Entscheidungsstichwort (Thema)

Sozialversicherungrecht: Beitragspflicht aufgrund eines Beschäftigungsverhältnisses. Einbeziehung von Provisionseinnahmen in die Ermittlung der Beitragshöhe zur Sozialversicherung. Voraussetzung der Änderung eines auf einer Schätzung basierenden Sozialversicherungsbeitrags

 

Orientierungssatz

1. Der Beitragspflicht in der Sozialversicherung unterliegen auch solche Einnahmen, die zwar nicht als Arbeitsentgelt gezahlt werden, mit der versicherungspflichtigen Beschäftigung aber in einem Zusammenhang stehen, selbst wenn diese zusätzlichen Einnahmen durch die Vertragspartner formal einer selbständigen Tätigkeit des Versicherungspflichtigen zugewiesen wurden (hier: Provision).

2. Ein aufgrund einer Schätzung festgelegter Sozialversicherungsbeitrag ist nur dann durch den Sozialversicherungsträger zu widerrufen, wenn die Höhe des tatsächlichen Arbeitsentgelts nachgewiesen oder nachträglich eine Versicherungsfreiheit festgestellt  wurde.

 

Tenor

Die Berufung wird zurückgewiesen.

Der Kläger trägt auch die Kosten des Berufungsverfahrens mit Ausnahme der außergerichtlichen Kosten der Beigeladenen, welche diese selbst zu tragen haben.

Die Revision wird nicht zugelassen.

 

Tatbestand

Im Streit steht ein Prüfbescheid der Beklagten.

Der Kläger meldete beim zuständigen Amt ab 1. August 2000 das Gewerbe der “Lagerung und Vertrieb von technischen Gasen; Abschleppleistungen aller Art, Transportleistungen, Handel mit Kfz-Ersatzteilen und An- und Verkauf von Neu- und Gebrauchtwagen, Vermietung von Kfz, Vermittlungen Versicherungen, Kfz-Reparaturen und Pflege; Schülerbeförderung„ an.

Die Beigeladenen zu 1) bis 4) waren bei dem Kläger als (Aushilfs-)Fahrer seiner Abschleppfahrzeuge beschäftigt. Er meldete die Beigeladenen zu 1) bis 5) jeweils als Nebeneinkommensbezieher nach § 313 des Dritten Buches Sozialgesetzbuch (SGB III) an. Am 5. September 2001 zahlte er als Firma B Abschleppdienst + T dem Beigeladenen zu 5) für erbrachte Vermittlungen eine Provision von 600,00 DM bar aus.

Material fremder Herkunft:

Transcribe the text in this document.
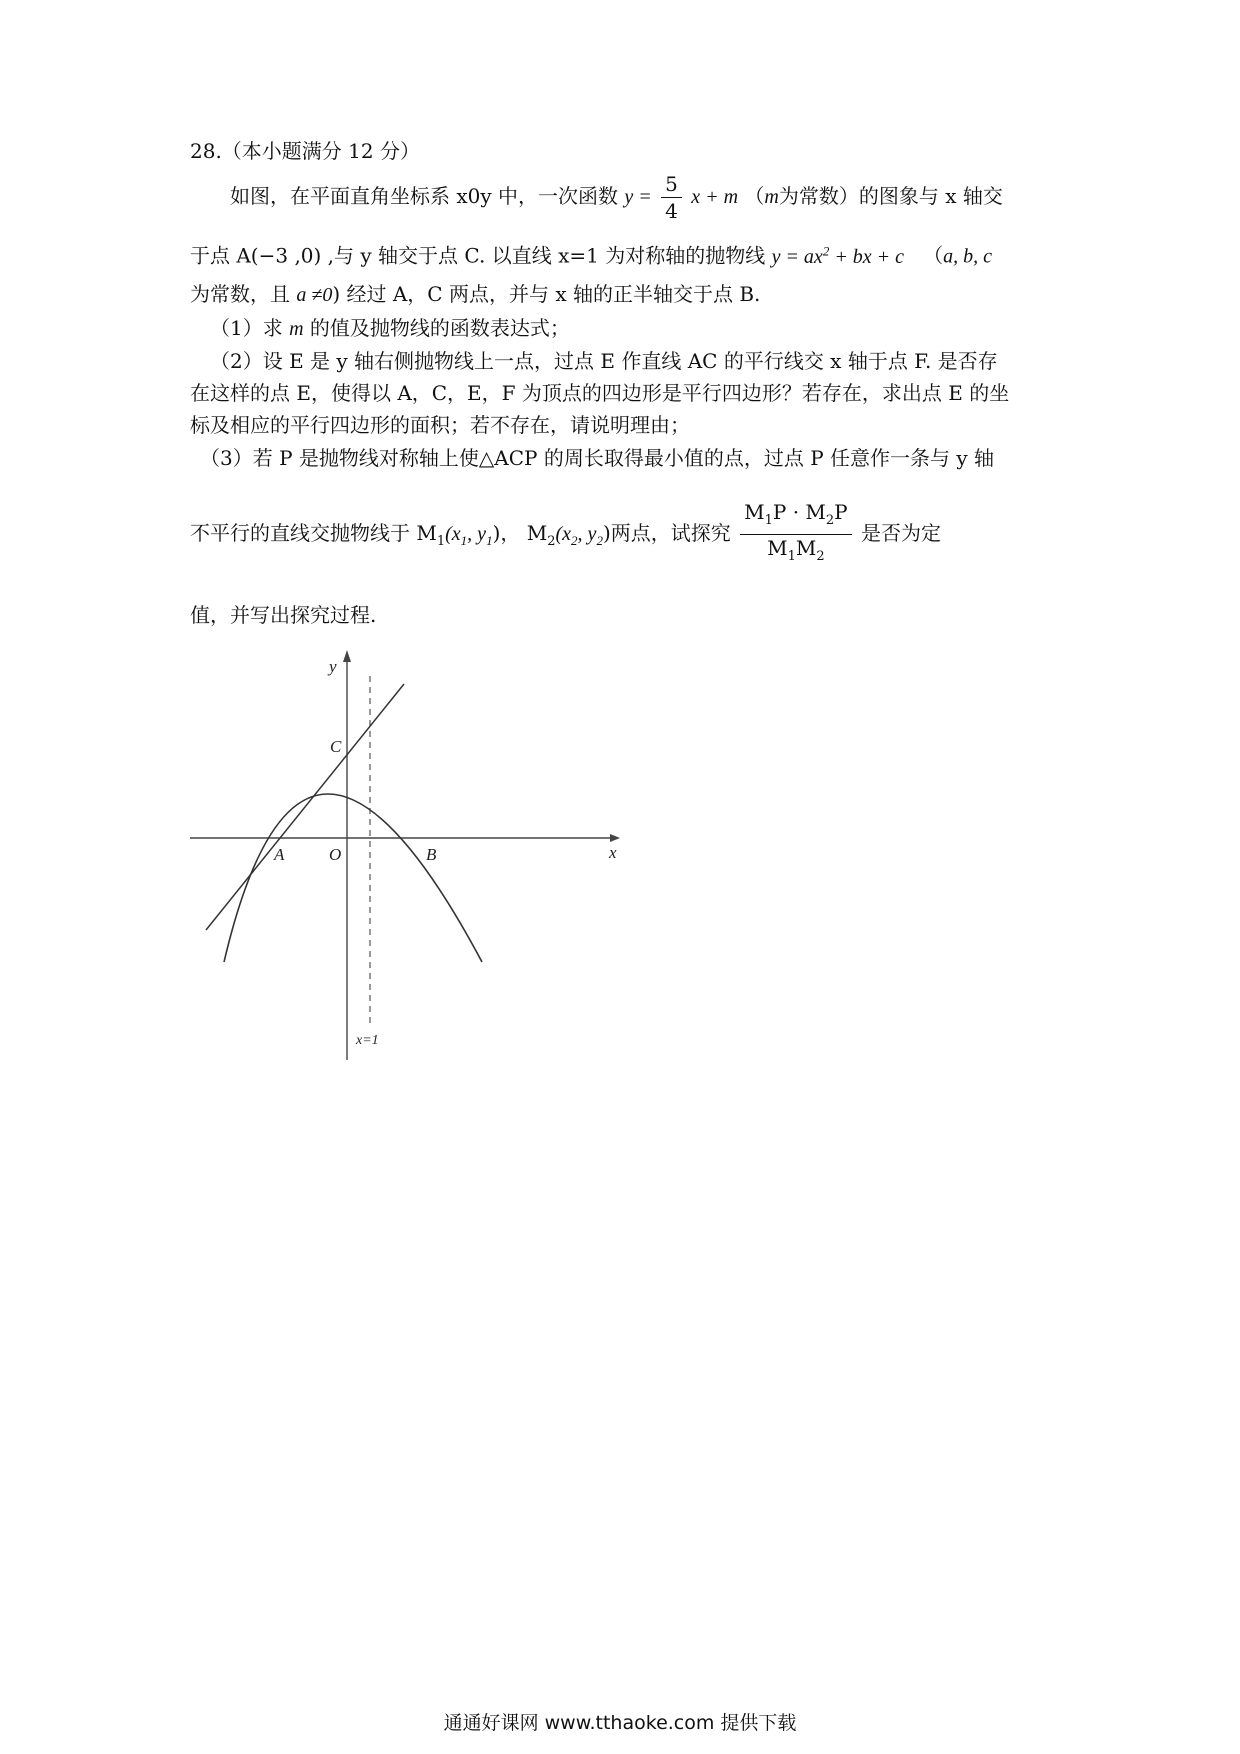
28.（本小题满分 12 分）
如图，在平面直角坐标系 x0y 中，一次函数 $y = \frac{5}{4}$ x + m （m为常数）的图象与 x 轴交
于点 A(−3 ,0) ,与 y 轴交于点 C. 以直线 x=1 为对称轴的抛物线 $y = ax^2$ + bx + c （a, b, c
为常数，且 a ≠0) 经过 A，C 两点，并与 x 轴的正半轴交于点 B.
（1）求 m 的值及抛物线的函数表达式；
（2）设 E 是 y 轴右侧抛物线上一点，过点 E 作直线 AC 的平行线交 x 轴于点 F. 是否存
在这样的点 E，使得以 A，C，E，F 为顶点的四边形是平行四边形？若存在，求出点 E 的坐
标及相应的平行四边形的面积；若不存在，请说明理由；
（3）若 P 是抛物线对称轴上使△ACP 的周长取得最小值的点，过点 P 任意作一条与 y 轴
不平行的直线交抛物线于 $M_1(x_1$, $y_1$)， $M_2(x_2$, $y_2$)两点，试探究 $\frac{M_1P \cdot M_2P}{M_1M_2}$ 是否为定
值，并写出探究过程.
y
x
C
A	O	B
x=1
通通好课网 www.tthaoke.com 提供下载
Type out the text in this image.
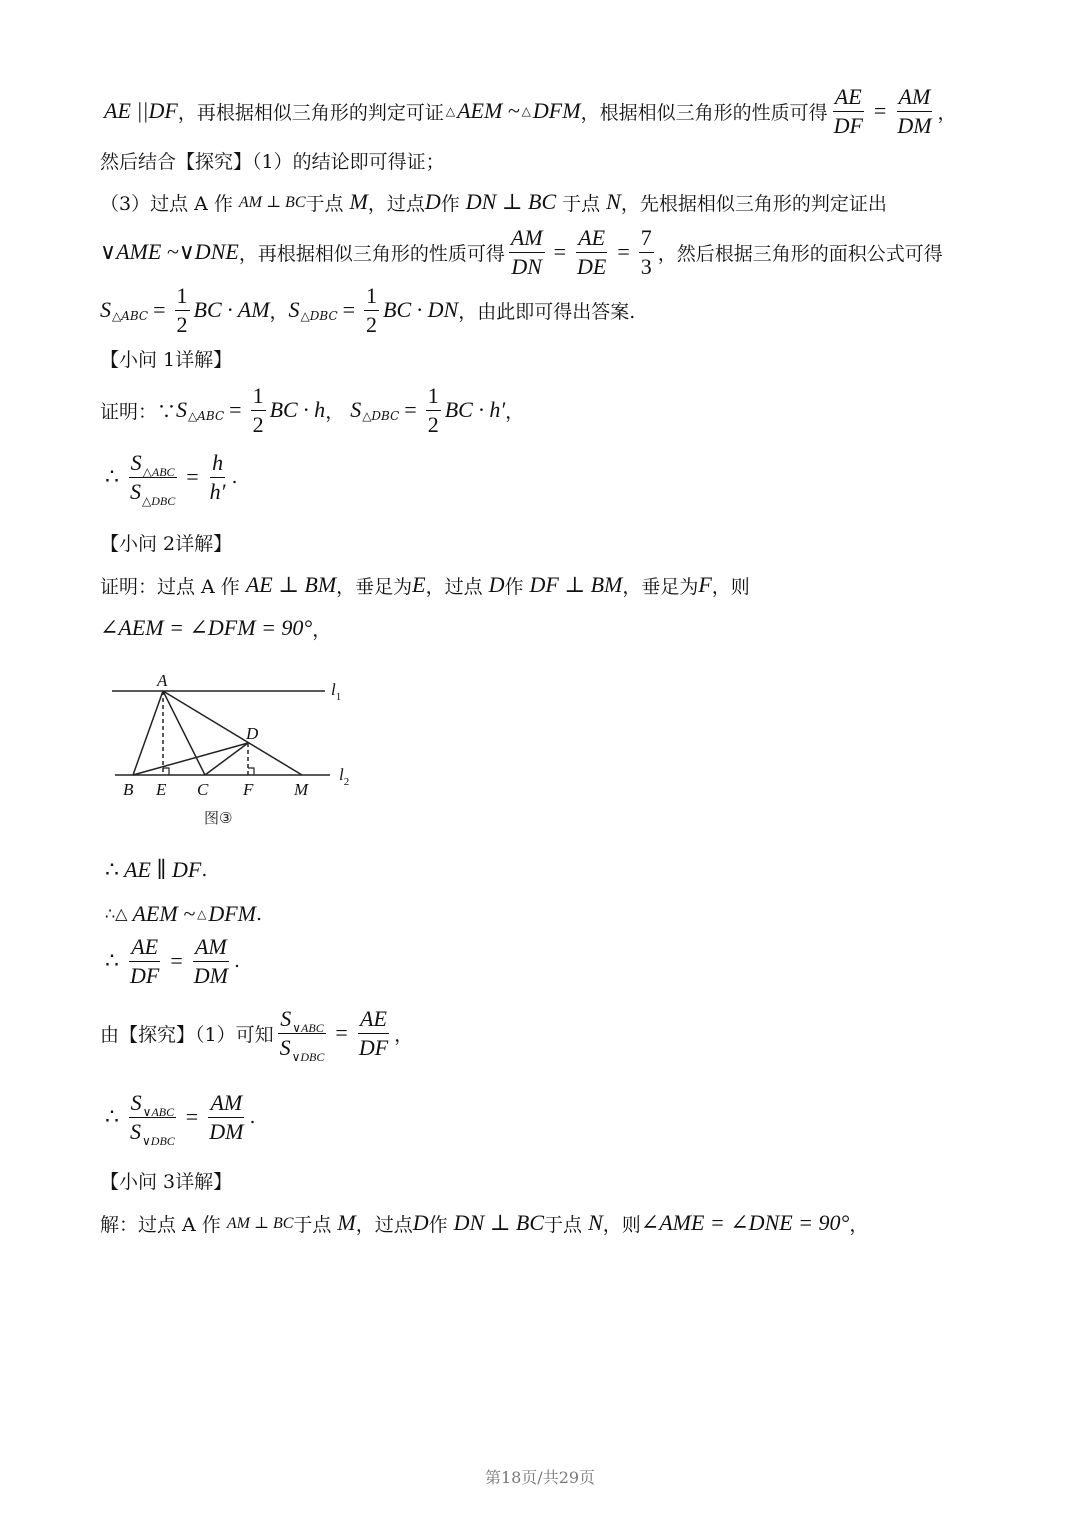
AE ||DF ，再根据相似三角形的判定可证 △ AEM ~ △ DFM ，根据相似三角形的性质可得 $\frac{AE}{DF} = \frac{AM}{DM}$ ，
然后结合【探究】（1）的结论即可得证；
（3）过点 A 作 AM ⊥ BC 于点 M ，过点 D 作 DN ⊥ BC 于点 N ，先根据相似三角形的判定证出
∨AME ~∨DNE ，再根据相似三角形的性质可得 $\frac{AM}{DN} = \frac{AE}{DE} = \frac{7}{3}$ ，然后根据三角形的面积公式可得
S △ABC = $\frac{1}{2}$ BC · AM ， S △DBC = $\frac{1}{2}$ BC · DN ，由此即可得出答案.
【小问 1详解】
证明：∵ S △ABC = $\frac{1}{2}$ BC · h ， S △DBC = $\frac{1}{2}$ BC · h′ ，
∴ $\frac{S_{\triangle ABC}}{S_{\triangle DBC}} = \frac{h}{h'}$ .
【小问 2详解】
证明：过点 A 作 AE ⊥ BM ，垂足为 E ，过点 D 作 DF ⊥ BM ，垂足为 F ，则
∠AEM = ∠DFM = 90° ，
A
D
B E C F M
$l_1$
$l_2$
图③
∴ AE ∥ DF .
∴△ AEM ~ △ DFM .
∴ $\frac{AE}{DF} = \frac{AM}{DM}$ .
由【探究】（1）可知 $\frac{S_{\vee ABC}}{S_{\vee DBC}} = \frac{AE}{DF}$ ，
∴ $\frac{S_{\vee ABC}}{S_{\vee DBC}} = \frac{AM}{DM}$ .
【小问 3详解】
解：过点 A 作 AM ⊥ BC 于点 M ，过点 D 作 DN ⊥ BC 于点 N ，则 ∠AME = ∠DNE = 90° ，
第18页/共29页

Das Hauptzollamt Frankfurt (Oder) leitete mit Vermerk vom 12. April 2002 gegen ihn ein Strafverfahren ein, nachdem bei einer Kontrolle auf der Bundesautobahn 113 am 18. März 2002 der Beigeladene zu 1) als Kraftfahrer eines Lkw des Klägers angetroffen worden war.

Das Hauptzollamt beschlagnahmte beim Kläger sowie bei dessen Steuerberater unter anderem Fahrtenschreiberschaublätter von vier Lkw des Klägers sowie diverse Kassenbücher und Aktenordner. Es wertete die Fahrtenschreiberschaublätter aus und ermittelte Fahrzeiten der Beigeladenen zu 1) bis 4).

Der Beigeladene zu 2) P sagte bei seiner Beschuldigtenvernehmung beim Hauptzollamt Frankfurt am 19. August 2002 aus, nicht gewusst zu haben, als arbeitslos gemeldeter geringfügig Beschäftigter nur weniger als 15 Stunden wöchentlich habe arbeiten zu dürfen. Er habe nur gewusst, dass er nicht mehr als 315,00 DM monatlich habe verdienen dürfen. Er äußerte weiter auf die Frage, außer den 315,00 DM noch etwas dazu verdient zu haben, jetzt nichts mehr sagen zu wollen, er werde sich mit seinem Anwalt besprechen. Das Strafverfahren gegen ihn wegen Betruges (Amtsgericht Frankfurt/Oder 4.10 Cs 272 Js 46848/02) wurde gegen eine Geldbuße von 500,00 Euro nach § 153a Abs. 2 Strafprozessordnung (StPO) eingestellt.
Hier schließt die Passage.